Зато дядя Максим был совсем в другом роде. Лет за десять до описываемых событий дядя Максим был известен за самого опасного забияку не только в окрестностях его имения, но даже в Киеве «на Контрактах»[1]. Все удивлялись, как это в таком почтенном во всех отношениях семействе, каково было семейство пани Попельской, урождённой Яценко, мог выдаться такой ужасный братец. Никто не знал, как следует с ним держаться и чем ему угодить. На любезности панов он отвечал дерзостями, а мужикам спускал своеволие и грубости, на которые самый смирный из шляхтичей непременно бы отвечал оплеухами. Наконец, к великой радости всех благомыслящих людей, дядя Максим за что-то сильно осердился на австрийцев и уехал в Италию: там он примкнул к такому же забияке и еретику — Гарибальди, который, как с ужасом передавали паны помещики, побратался с чёртом и в грош не ставит самого папу. Конечно, таким образом Максим навеки погубил свою беспокойную схизматическую душу, зато Контракты проходили с меньшими скандалами, и многие благородные мамаши перестали беспокоиться за участь своих сыновей.
Должно быть, австрийцы тоже крепко осердились на дядю Максима. По временам в Курьерке, исстари любимой газете панов помещиков, упоминалось в реляциях его имя в числе отчаянных гарибальдийских сподвижников, пока однажды из того же Курьерка паны не узнали, что Максим упал вместе с лошадью на поле сражения. Разъярённые австрийцы, давно уже, очевидно, точившие зубы на заядлого волынца (которым, чуть ли не одним, по мнению его соотечественников, держался ещё Гарибальди), изрубили его, как капусту.
— Плохо кончил Максим, — сказали себе паны и приписали это специальному заступничеству св.
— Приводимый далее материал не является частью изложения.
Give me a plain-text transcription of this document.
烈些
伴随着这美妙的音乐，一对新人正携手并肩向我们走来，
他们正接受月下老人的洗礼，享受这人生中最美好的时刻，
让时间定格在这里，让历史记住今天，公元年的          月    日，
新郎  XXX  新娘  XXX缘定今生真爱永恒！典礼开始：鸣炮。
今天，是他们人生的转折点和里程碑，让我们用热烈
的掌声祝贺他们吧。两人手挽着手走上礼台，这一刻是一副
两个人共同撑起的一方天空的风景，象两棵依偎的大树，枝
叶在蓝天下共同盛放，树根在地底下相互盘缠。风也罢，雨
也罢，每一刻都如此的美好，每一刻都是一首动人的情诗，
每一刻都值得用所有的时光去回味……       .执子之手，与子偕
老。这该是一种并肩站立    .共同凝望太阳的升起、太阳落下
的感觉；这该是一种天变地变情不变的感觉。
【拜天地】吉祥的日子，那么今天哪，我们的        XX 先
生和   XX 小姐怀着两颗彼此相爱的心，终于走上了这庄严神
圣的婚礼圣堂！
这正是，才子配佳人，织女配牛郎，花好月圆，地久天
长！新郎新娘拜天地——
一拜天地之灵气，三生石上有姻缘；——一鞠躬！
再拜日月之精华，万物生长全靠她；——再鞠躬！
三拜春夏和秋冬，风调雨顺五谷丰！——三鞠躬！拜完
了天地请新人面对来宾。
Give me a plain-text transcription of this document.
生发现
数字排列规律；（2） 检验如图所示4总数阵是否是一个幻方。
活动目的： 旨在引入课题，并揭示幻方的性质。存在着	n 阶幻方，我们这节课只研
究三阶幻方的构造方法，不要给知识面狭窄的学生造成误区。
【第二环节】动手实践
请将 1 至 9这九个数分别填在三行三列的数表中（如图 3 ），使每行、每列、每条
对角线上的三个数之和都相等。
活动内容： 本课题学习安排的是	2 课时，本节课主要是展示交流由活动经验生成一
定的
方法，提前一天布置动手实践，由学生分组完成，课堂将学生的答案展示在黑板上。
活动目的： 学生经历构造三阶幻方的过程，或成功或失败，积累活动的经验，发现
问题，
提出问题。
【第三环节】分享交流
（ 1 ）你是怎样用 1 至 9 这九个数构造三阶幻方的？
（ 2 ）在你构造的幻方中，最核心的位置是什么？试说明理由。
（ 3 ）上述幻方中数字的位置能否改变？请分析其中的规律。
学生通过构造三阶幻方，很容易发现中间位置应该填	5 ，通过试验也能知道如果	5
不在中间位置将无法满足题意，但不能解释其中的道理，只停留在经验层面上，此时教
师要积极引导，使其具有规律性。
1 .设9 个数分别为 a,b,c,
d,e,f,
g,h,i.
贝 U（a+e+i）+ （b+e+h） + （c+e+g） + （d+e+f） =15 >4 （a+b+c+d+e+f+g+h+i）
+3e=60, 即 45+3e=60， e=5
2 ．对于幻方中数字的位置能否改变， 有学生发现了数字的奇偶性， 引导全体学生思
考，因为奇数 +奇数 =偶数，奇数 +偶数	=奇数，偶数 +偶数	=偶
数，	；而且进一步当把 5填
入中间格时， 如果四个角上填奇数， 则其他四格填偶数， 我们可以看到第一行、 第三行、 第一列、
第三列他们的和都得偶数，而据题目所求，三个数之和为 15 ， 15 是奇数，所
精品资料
Петра за своего наместника. Максима считали умершим.
Оказалось, однако, что австрийские сабли не сумели выгнать из Максима его упрямую душу и она осталась, хотя и в сильно попорченном теле. Гарибальдийские забияки вынесли своего достойного товарища из свалки, отдали его куда-то в госпиталь, и вот, через несколько лет, Максим неожиданно явился в дом своей сестры, где и остался.
Теперь ему было уже не до дуэлей. Правую ногу ему совсем отрезали, и потому он ходил на костыле, а левая рука была повреждена и годилась только на то, чтобы кое-как опираться на палку. Да и вообще он стал серьёзнее, угомонился, и только по временам его острый язык действовал так же метко, как некогда сабля. Он перестал ездить на Контракты, редко являлся в общество и большую часть времени проводил в своей библиотеке за чтением каких-то книг, о которых никто ничего не знал, за исключением предположения, что книги совершенно безбожные. Он также писал что-то, но так как его работы никогда не являлись в Курьерке, то никто не придавал им серьёзного значения.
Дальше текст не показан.